The Bills’ overtime divisional playoff loss to the Kansas City Chiefs has opened a Pandora’s box of fan reaction. Anger, frustration, feelings of injustice, dejection, disbelief, heartbreak, and the list could go on for the length of this article. There is a specific characteristic to the feelings around this loss, which is that it should not have happened. Similar to the “Hail Murray” against the Arizona Cardinals last year or the “Music City Miracle”—the game should have been over and it wasn’t.
There will continue to be plenty of questioning of the coaching staff and decisions around certain aspects of this loss. A lot of the passion behind those critiques and demands for answers is coming from a common source: hurt.
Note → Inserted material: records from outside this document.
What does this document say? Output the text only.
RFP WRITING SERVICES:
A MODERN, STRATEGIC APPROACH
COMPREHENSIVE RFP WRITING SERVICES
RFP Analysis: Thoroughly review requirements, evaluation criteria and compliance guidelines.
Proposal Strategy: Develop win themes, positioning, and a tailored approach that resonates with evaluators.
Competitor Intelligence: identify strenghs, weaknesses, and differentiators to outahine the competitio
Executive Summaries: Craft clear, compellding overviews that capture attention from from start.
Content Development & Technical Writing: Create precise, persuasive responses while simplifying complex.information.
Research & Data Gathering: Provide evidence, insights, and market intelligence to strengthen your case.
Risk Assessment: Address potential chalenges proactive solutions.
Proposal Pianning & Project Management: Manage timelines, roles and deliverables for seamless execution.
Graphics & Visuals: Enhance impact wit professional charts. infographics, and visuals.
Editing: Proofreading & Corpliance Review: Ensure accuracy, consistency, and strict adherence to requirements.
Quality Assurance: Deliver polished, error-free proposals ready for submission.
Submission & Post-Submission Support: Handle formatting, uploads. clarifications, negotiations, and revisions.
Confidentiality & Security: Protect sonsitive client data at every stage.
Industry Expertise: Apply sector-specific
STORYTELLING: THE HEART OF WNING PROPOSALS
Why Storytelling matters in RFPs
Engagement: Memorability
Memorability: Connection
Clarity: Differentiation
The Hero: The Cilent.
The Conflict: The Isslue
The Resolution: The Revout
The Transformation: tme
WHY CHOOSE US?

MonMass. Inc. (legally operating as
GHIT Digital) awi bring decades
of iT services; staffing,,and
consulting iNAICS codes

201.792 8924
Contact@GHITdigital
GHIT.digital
There are few sports experiences that can fill a fan with pride and affection for a player the way Bills fans were gushing for Josh Allen when he gave Buffalo the lead with 13 seconds left at Arrowhead. Seeing his intensity on the sideline celebrating with his teammates and releasing that communal catharsis fans had been carrying all week by screaming was like watching someone who had manifested victory by pure force of will. And the injustice is that it should have been enough.
Fans are still waking up this morning thinking a horrible recurrent thought of two words: “13 seconds… 13 seconds.” This sort of improbability of losing reopens all the scar tissue of old from victories taken away from us despite near impossibility. The Music City Miracle feels particularly familiar. Hell, this franchise has a feature-length documentary about its heartbreaking Super Bowl runs. And all this adds up to a cumulative thought of “Why us?”
The pain of January 23 isn’t just about that loss, it’s about having a quarterback who was damn near perfect and did everything he possibly could, including giving us the lead with 13 seconds left and it still not being enough. What does it take? How could this not be enough? How could the Bills do that in Kansas City and it still not be our time? When will it be this fan base’s turn? Why us?
These questions are emotionally real but their answers are horribly clinical. What does it take? A better defensive performance. How could this not be enough? Because the OT rules allow for sudden death. How could this not be our time? Because we share this era with Mahomes in KC. When will it be this fan base’s turn? We don’t know. Why us?
I’m not sure there is an answer to that.